The Nation's effort in this area is at the National Center for Health Services Research and Development (now changed to the Bureau of Health Services Research). The Center is presently buried in the bureaucracy of HEW. In its present position, the Center lacks visibility and its clout is small. It lacks an effective organizational structure and the flexibility that characterizes many government research and development organizations. It is not funded adequately. Its research function has been shortchanged and over emphasized. It does not even have a legislative mandate. I doubt whether many in Congress other than those with a special interest in health or those who serve on the Health or Appropriations Committees, know the Center exists.

Of special interest to senior citizens, is that portion of the proposed Institute's mandate that would have it develop a policy "with respect to long-term care, particularly for mentally and physically handicapped individuals and senior citizens, with special emphasis on alternatives to institutionalization, including the use of home health aides." Many of the other functions of the Institute would also contribute directly to improving the quality of our health care delivery system and thus improve benefits to our Nation's senior citizens. Needless to say, I was especially pleased when the Senate, by a vote of 79 to 15, passed S. 723. Even though the Congress has not yet completed action on this legislation, I remain convinced that S. 723 best responds to existing deficiencies in our Government's efforts to improve the quality of health care delivery.

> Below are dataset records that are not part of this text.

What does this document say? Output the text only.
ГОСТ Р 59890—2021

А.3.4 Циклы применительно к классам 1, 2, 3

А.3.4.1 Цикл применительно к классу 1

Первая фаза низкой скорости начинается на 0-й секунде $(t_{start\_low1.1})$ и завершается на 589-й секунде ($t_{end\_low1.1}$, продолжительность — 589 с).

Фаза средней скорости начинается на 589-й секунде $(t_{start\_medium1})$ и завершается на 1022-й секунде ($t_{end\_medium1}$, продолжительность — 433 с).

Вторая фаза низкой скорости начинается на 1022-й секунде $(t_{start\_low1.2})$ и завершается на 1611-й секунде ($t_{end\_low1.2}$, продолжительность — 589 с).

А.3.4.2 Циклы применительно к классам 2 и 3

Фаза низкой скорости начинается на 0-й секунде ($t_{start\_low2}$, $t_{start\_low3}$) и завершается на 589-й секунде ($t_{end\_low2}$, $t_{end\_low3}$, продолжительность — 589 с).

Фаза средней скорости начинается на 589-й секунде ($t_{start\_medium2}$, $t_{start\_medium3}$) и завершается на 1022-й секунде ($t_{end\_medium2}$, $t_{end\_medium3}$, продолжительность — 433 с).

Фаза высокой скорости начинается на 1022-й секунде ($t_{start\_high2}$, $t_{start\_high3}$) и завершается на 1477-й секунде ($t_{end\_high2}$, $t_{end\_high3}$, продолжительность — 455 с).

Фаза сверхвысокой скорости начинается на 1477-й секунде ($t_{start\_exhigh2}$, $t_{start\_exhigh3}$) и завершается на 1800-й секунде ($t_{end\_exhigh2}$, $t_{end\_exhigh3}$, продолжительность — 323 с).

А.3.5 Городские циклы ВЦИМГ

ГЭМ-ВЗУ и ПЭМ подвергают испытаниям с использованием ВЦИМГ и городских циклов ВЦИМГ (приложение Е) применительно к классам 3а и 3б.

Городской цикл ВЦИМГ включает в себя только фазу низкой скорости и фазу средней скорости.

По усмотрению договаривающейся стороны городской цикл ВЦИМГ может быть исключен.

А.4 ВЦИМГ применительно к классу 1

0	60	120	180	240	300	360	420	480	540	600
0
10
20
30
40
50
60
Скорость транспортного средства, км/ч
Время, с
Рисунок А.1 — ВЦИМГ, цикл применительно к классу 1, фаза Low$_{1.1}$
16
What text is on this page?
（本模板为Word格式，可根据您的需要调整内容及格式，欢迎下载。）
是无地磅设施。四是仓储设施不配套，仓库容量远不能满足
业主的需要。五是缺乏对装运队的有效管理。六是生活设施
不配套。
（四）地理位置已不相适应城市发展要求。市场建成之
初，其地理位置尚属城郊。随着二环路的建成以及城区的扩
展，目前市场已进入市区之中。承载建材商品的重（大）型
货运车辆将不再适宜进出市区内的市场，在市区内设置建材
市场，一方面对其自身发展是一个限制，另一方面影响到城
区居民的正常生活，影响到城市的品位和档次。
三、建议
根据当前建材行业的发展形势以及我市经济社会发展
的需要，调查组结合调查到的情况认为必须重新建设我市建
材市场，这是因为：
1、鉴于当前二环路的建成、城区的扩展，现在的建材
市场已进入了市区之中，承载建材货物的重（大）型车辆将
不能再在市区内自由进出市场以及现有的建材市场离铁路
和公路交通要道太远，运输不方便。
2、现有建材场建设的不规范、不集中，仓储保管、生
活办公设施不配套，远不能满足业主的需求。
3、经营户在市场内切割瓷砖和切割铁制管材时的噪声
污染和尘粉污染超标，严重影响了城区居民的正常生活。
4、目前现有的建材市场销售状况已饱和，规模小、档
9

Mr. Chairman, I ask unanimous consent that the pertinent portions of Senate Report No. 93-131 be printed in the record of this hearing. [See app. 1, p. 747, for material referred to above.]

Senator MUSKIE. We have, I think, an excellent list of witnesses this morning. And I am happy to begin with Melvin A. Glasser, director of the Social Security Department of the United Auto Workers.

Mr. Glasser, it is a pleasure to welcome you this morning, and we look forward to your testimony.

STATEMENT OF MELVIN A. GLASSER, DIRECTOR, SOCIAL SECURITY DEPARTMENT, UNITED AUTOMOBILE WORKERS OF AMERICA

Mr. GLASSER. Mr. Chairman, my name is Melvin A. Glasser and I am director of the Social Security Department of the United Automobile Workers of America.